Sober Living Proves to Be Hard for Vets Returning Home | Transcend Recovery Community

Somehow drinking and the use of drugs already fit into the image most individuals have about war veterans who have returned from duty. Yet, recent research continues to validate this image.

Researchers found that National Guard soldiers who have returned from duty were more likely to develop an addiction to alcohol if faced with life setbacks, such as job loss, legal issues, divorce, or financial concerns. The study was performed by Columbia University’s Mailman School of Public Health and it investigated the lives of 1,095 Ohio National Guard soldiers, who served in Iraq or Afghanistan in 2008 or in 2009.

Over the three years, the soldiers were interviewed three times about their alcohol use, exposure to traumatic events during their time of service, and the stress related to their every day life since returning from duty. Certainly, sober living for these men and women were difficult to sustain, especially for those who were exposed to more traumatic events during their time of service.

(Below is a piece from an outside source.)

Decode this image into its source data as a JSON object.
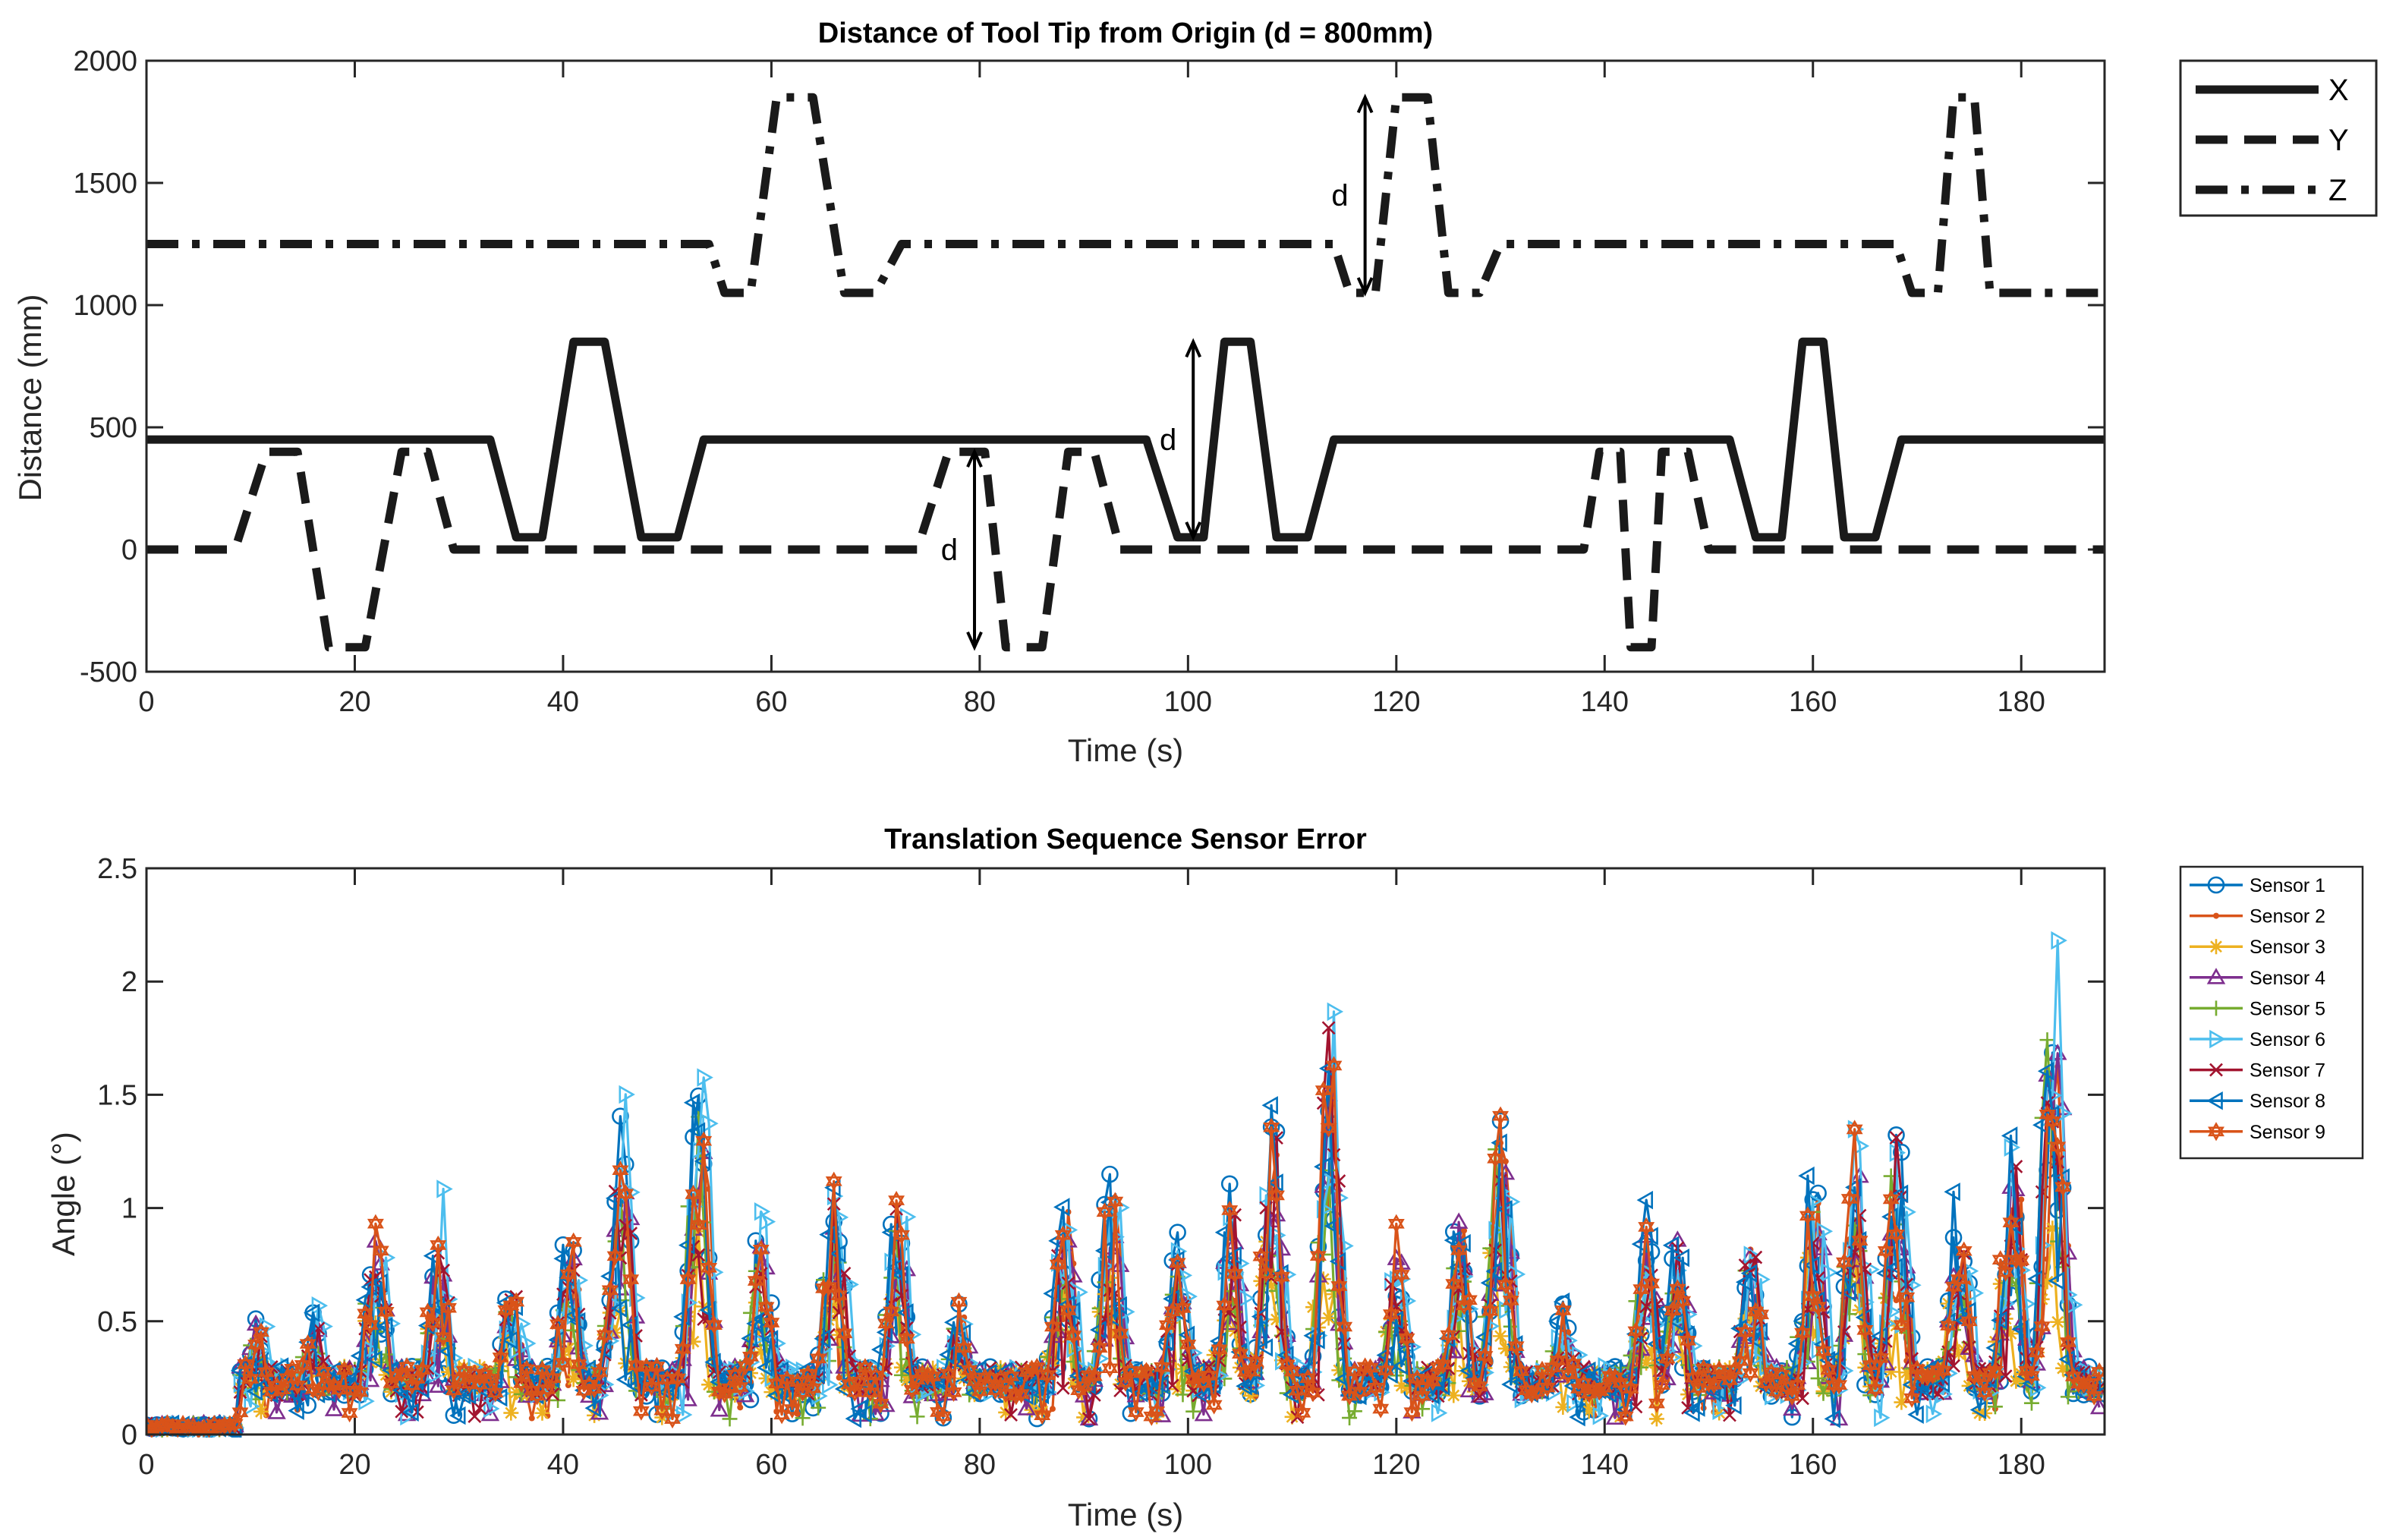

One of the lead investigators of the study explained “exposure to the traumatic event itself has an important effect on mental health in the short-term, but what defines long-term mental health problems is having to deal with a lot of daily life difficulties that arise in the aftermath — when soldiers come home.”

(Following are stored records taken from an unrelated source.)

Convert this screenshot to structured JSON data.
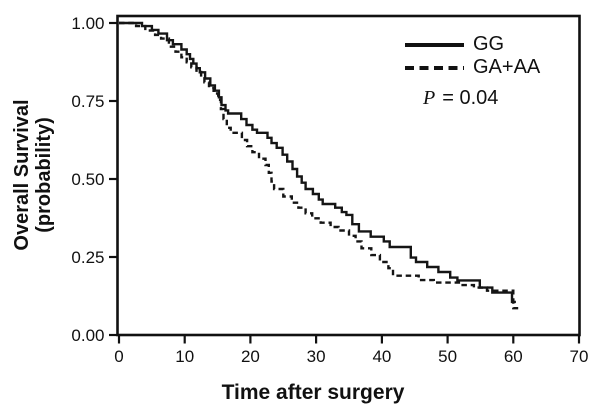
{
  "figure": {
    "y_axis_label_line1": "Overall Survival",
    "y_axis_label_line2": "(probability)",
    "x_axis_label": "Time after surgery",
    "p_symbol": "P",
    "p_rest": "=  0.04"
  },
  "chart_data": {
    "type": "line",
    "subtype": "kaplan-meier-step",
    "title": "",
    "xlabel": "Time after surgery",
    "ylabel": "Overall Survival (probability)",
    "xlim": [
      0,
      70
    ],
    "ylim": [
      0.0,
      1.0
    ],
    "x_ticks": [
      0,
      10,
      20,
      30,
      40,
      50,
      60,
      70
    ],
    "y_ticks": [
      {
        "value": 0.0,
        "label": "0.00"
      },
      {
        "value": 0.25,
        "label": "0.25"
      },
      {
        "value": 0.5,
        "label": "0.50"
      },
      {
        "value": 0.75,
        "label": "0.75"
      },
      {
        "value": 1.0,
        "label": "1.00"
      }
    ],
    "grid": false,
    "frame": "full-box",
    "annotation": "P = 0.04",
    "line_color": "#151515",
    "legend": {
      "position": "top-right",
      "entries": [
        {
          "name": "GG",
          "style": "solid"
        },
        {
          "name": "GA+AA",
          "style": "dashed"
        }
      ]
    },
    "series": [
      {
        "name": "GG",
        "line": "solid",
        "color": "#151515",
        "steps": [
          [
            0,
            1.0
          ],
          [
            3.5,
            0.99
          ],
          [
            5.0,
            0.978
          ],
          [
            6.0,
            0.966
          ],
          [
            7.3,
            0.945
          ],
          [
            8.2,
            0.932
          ],
          [
            9.5,
            0.915
          ],
          [
            10.3,
            0.9
          ],
          [
            10.8,
            0.885
          ],
          [
            11.3,
            0.87
          ],
          [
            11.8,
            0.855
          ],
          [
            12.3,
            0.842
          ],
          [
            13.1,
            0.822
          ],
          [
            13.9,
            0.8
          ],
          [
            14.6,
            0.783
          ],
          [
            15.2,
            0.762
          ],
          [
            15.6,
            0.737
          ],
          [
            16.2,
            0.72
          ],
          [
            16.6,
            0.71
          ],
          [
            18.6,
            0.692
          ],
          [
            19.4,
            0.673
          ],
          [
            20.3,
            0.658
          ],
          [
            21.0,
            0.648
          ],
          [
            22.6,
            0.632
          ],
          [
            23.2,
            0.615
          ],
          [
            24.0,
            0.6
          ],
          [
            24.9,
            0.578
          ],
          [
            25.6,
            0.556
          ],
          [
            26.4,
            0.532
          ],
          [
            27.1,
            0.508
          ],
          [
            27.8,
            0.488
          ],
          [
            28.4,
            0.468
          ],
          [
            29.5,
            0.452
          ],
          [
            30.4,
            0.434
          ],
          [
            31.0,
            0.42
          ],
          [
            32.9,
            0.408
          ],
          [
            33.9,
            0.394
          ],
          [
            34.6,
            0.385
          ],
          [
            35.5,
            0.355
          ],
          [
            36.5,
            0.332
          ],
          [
            38.3,
            0.315
          ],
          [
            40.3,
            0.3
          ],
          [
            41.2,
            0.282
          ],
          [
            44.4,
            0.248
          ],
          [
            45.2,
            0.234
          ],
          [
            46.9,
            0.218
          ],
          [
            48.6,
            0.202
          ],
          [
            50.4,
            0.184
          ],
          [
            51.5,
            0.175
          ],
          [
            54.9,
            0.152
          ],
          [
            56.8,
            0.136
          ],
          [
            59.8,
            0.106
          ],
          [
            60.4,
            0.106
          ]
        ]
      },
      {
        "name": "GA+AA",
        "line": "dashed",
        "color": "#151515",
        "steps": [
          [
            0,
            1.0
          ],
          [
            2.6,
            0.99
          ],
          [
            4.0,
            0.976
          ],
          [
            5.5,
            0.962
          ],
          [
            6.4,
            0.95
          ],
          [
            7.6,
            0.924
          ],
          [
            8.6,
            0.908
          ],
          [
            9.5,
            0.89
          ],
          [
            10.3,
            0.874
          ],
          [
            11.0,
            0.858
          ],
          [
            11.8,
            0.843
          ],
          [
            12.5,
            0.828
          ],
          [
            13.0,
            0.81
          ],
          [
            13.7,
            0.792
          ],
          [
            14.4,
            0.774
          ],
          [
            15.1,
            0.754
          ],
          [
            15.5,
            0.724
          ],
          [
            15.9,
            0.692
          ],
          [
            16.4,
            0.664
          ],
          [
            17.0,
            0.648
          ],
          [
            18.7,
            0.625
          ],
          [
            19.5,
            0.605
          ],
          [
            20.3,
            0.586
          ],
          [
            21.3,
            0.565
          ],
          [
            22.3,
            0.545
          ],
          [
            22.8,
            0.52
          ],
          [
            23.2,
            0.492
          ],
          [
            23.6,
            0.468
          ],
          [
            25.0,
            0.444
          ],
          [
            26.3,
            0.424
          ],
          [
            27.3,
            0.408
          ],
          [
            28.4,
            0.39
          ],
          [
            29.4,
            0.374
          ],
          [
            30.7,
            0.36
          ],
          [
            32.2,
            0.346
          ],
          [
            33.4,
            0.335
          ],
          [
            35.0,
            0.318
          ],
          [
            36.0,
            0.3
          ],
          [
            36.9,
            0.278
          ],
          [
            38.4,
            0.256
          ],
          [
            39.7,
            0.234
          ],
          [
            41.0,
            0.214
          ],
          [
            41.7,
            0.19
          ],
          [
            45.6,
            0.176
          ],
          [
            47.9,
            0.168
          ],
          [
            52.0,
            0.16
          ],
          [
            54.0,
            0.152
          ],
          [
            56.0,
            0.142
          ],
          [
            60.0,
            0.086
          ],
          [
            61.0,
            0.086
          ]
        ]
      }
    ]
  }
}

The traumas reported by the soldiers included combat-related trauma (experienced by 60% of the soldiers), civilian stressors (36%), and sexual harassment during deployment (17%). The research indicated that these experiences increased the chances of alcohol use. The study pointed to the contributing factors of alcohol use after a vet returns from war, such as the stresses of everyday life after duty as an American soldier.

The Substance Abuse and Mental Health Services Administration (SAMHSA) recently provided a list of guiding principles regarding the components of recovery that need to be addressed to achieve sober living. One of these was the pivotal requirement of addressing trauma. “Services and supports should be trauma-informed,” wrote Paolo del Vecchio, Acting Director of the Center of Mental Health Services, “to foster safety (physical and emotional) and trust, as well as promote choice, empowerment, and collaboration.”

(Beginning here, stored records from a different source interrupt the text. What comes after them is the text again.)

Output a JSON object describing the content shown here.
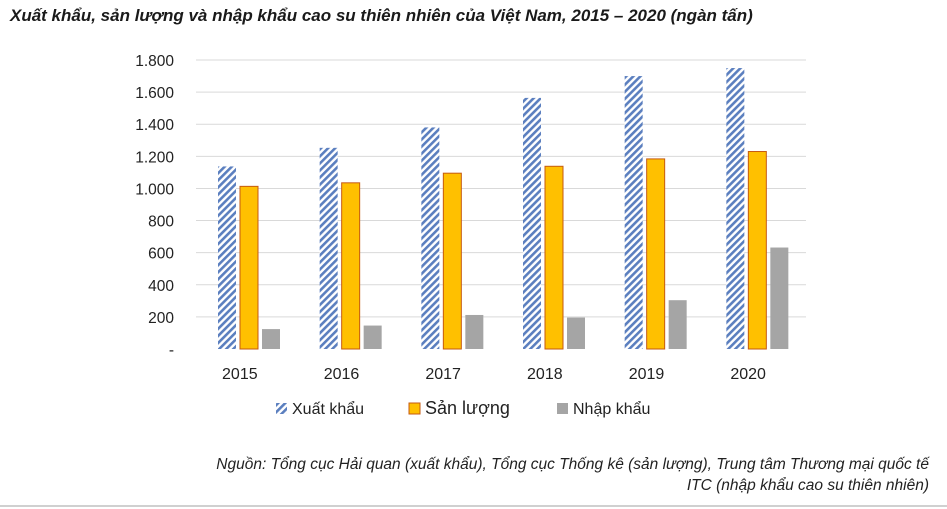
{
  "title": "Xuất khẩu, sản lượng và nhập khẩu cao su thiên nhiên của Việt Nam, 2015 – 2020 (ngàn tấn)",
  "source_line1": "Nguồn: Tổng cục Hải quan (xuất khẩu), Tổng cục Thống kê (sản lượng), Trung tâm Thương mại quốc tế",
  "source_line2": "ITC (nhập khẩu cao su thiên nhiên)",
  "colors": {
    "xuat_khau": "#5b7fbf",
    "san_luong": "#ffc000",
    "san_luong_border": "#c55a11",
    "nhap_khau": "#a5a5a5",
    "grid": "#d9d9d9"
  },
  "chart_data": {
    "type": "bar",
    "categories": [
      "2015",
      "2016",
      "2017",
      "2018",
      "2019",
      "2020"
    ],
    "series": [
      {
        "name": "Xuất khẩu",
        "values": [
          1137,
          1253,
          1380,
          1564,
          1700,
          1750
        ]
      },
      {
        "name": "Sản lượng",
        "values": [
          1013,
          1035,
          1095,
          1138,
          1184,
          1230
        ]
      },
      {
        "name": "Nhập khẩu",
        "values": [
          124,
          146,
          212,
          196,
          304,
          632
        ]
      }
    ],
    "ylim": [
      0,
      1800
    ],
    "yticks": [
      0,
      200,
      400,
      600,
      800,
      1000,
      1200,
      1400,
      1600,
      1800
    ],
    "ytick_labels": [
      "-",
      "200",
      "400",
      "600",
      "800",
      "1.000",
      "1.200",
      "1.400",
      "1.600",
      "1.800"
    ],
    "grid": true,
    "legend_position": "bottom"
  }
}
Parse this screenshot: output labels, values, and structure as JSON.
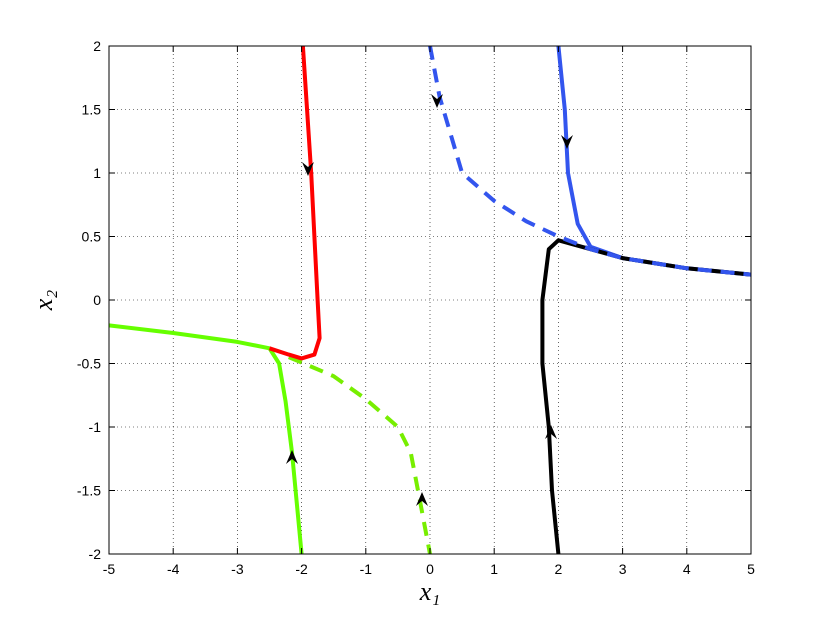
{
  "chart_data": {
    "type": "line",
    "xlabel": "x₁",
    "ylabel": "x₂",
    "xlim": [
      -5,
      5
    ],
    "ylim": [
      -2,
      2
    ],
    "xticks": [
      -5,
      -4,
      -3,
      -2,
      -1,
      0,
      1,
      2,
      3,
      4,
      5
    ],
    "yticks": [
      -2,
      -1.5,
      -1,
      -0.5,
      0,
      0.5,
      1,
      1.5,
      2
    ],
    "grid": true,
    "series": [
      {
        "color": "#77ee00",
        "dashed": true,
        "x": [
          -2.2,
          -1.5,
          -1,
          -0.5,
          -0.3,
          -0.15,
          0
        ],
        "y": [
          -0.45,
          -0.6,
          -0.78,
          -1.0,
          -1.2,
          -1.6,
          -2
        ]
      },
      {
        "color": "#66ff00",
        "dashed": false,
        "x": [
          -5,
          -4,
          -3,
          -2.5,
          -2.35,
          -2.25,
          -2.15,
          -2
        ],
        "y": [
          -0.2,
          -0.26,
          -0.33,
          -0.38,
          -0.5,
          -0.8,
          -1.2,
          -2
        ]
      },
      {
        "color": "#ff0000",
        "dashed": false,
        "x": [
          -1.98,
          -1.85,
          -1.75,
          -1.72,
          -1.8,
          -2.0,
          -2.2,
          -2.5
        ],
        "y": [
          2,
          1,
          0,
          -0.3,
          -0.43,
          -0.46,
          -0.43,
          -0.38
        ]
      },
      {
        "color": "#3355ee",
        "dashed": false,
        "x": [
          2,
          2.1,
          2.15,
          2.3,
          2.5,
          3,
          4,
          5
        ],
        "y": [
          2,
          1.5,
          1.0,
          0.6,
          0.42,
          0.33,
          0.25,
          0.2
        ]
      },
      {
        "color": "#000000",
        "dashed": false,
        "x": [
          2,
          1.9,
          1.85,
          1.75,
          1.75,
          1.85,
          2,
          2.5,
          3,
          4,
          5
        ],
        "y": [
          -2,
          -1.5,
          -1,
          -0.5,
          0,
          0.4,
          0.47,
          0.4,
          0.33,
          0.25,
          0.2
        ]
      },
      {
        "color": "#3355ee",
        "dashed": true,
        "x": [
          0,
          0.15,
          0.5,
          1.0,
          1.5,
          2,
          2.5,
          3,
          4,
          5
        ],
        "y": [
          2,
          1.6,
          1.0,
          0.78,
          0.62,
          0.5,
          0.4,
          0.33,
          0.25,
          0.2
        ]
      }
    ]
  }
}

It is frequently the case that trauma at one point in life precipitates drug and/or alcohol abuse. Trauma can also be the beginning of mental illness and other related health concerns. For this reason, part of recovery and achieving long-term sober living is to address trauma-related issues. In this study, the best treatment for those who developed an alcohol addiction as a result of their duty of service could be an exploration of their traumatic experiences.

An experience is considered traumatic when it threatens injury, death, or physical integrity, and is usually accompanied by terror and helplessness. A traumatic event could be the death of a friend or family member, sexual or physical abuse, an automobile accident, domestic violence, school violence, experiences of war, the effects of natural disasters, and acts of terrorism. For the soldiers in this study, trauma could easily be witnessing the deaths of other soldiers and/or the deaths of citizens. A service that might be useful for returning vets could include psychotherapy in order to address the difficult events that took place during war, which might otherwise drive an addiction. As pointed out earlier, when short-term psychological illness is not tended to, it can get worse and impair an individual’s ability to function. And this is when addiction can develop.

In order to facilitate and sustain sober living in soldiers, perhaps providing them with social services upon their return would significantly influence their psychological well being. And in return, they would have the resiliency they need to avoid alcohol and drug use when faced with life’s challenges.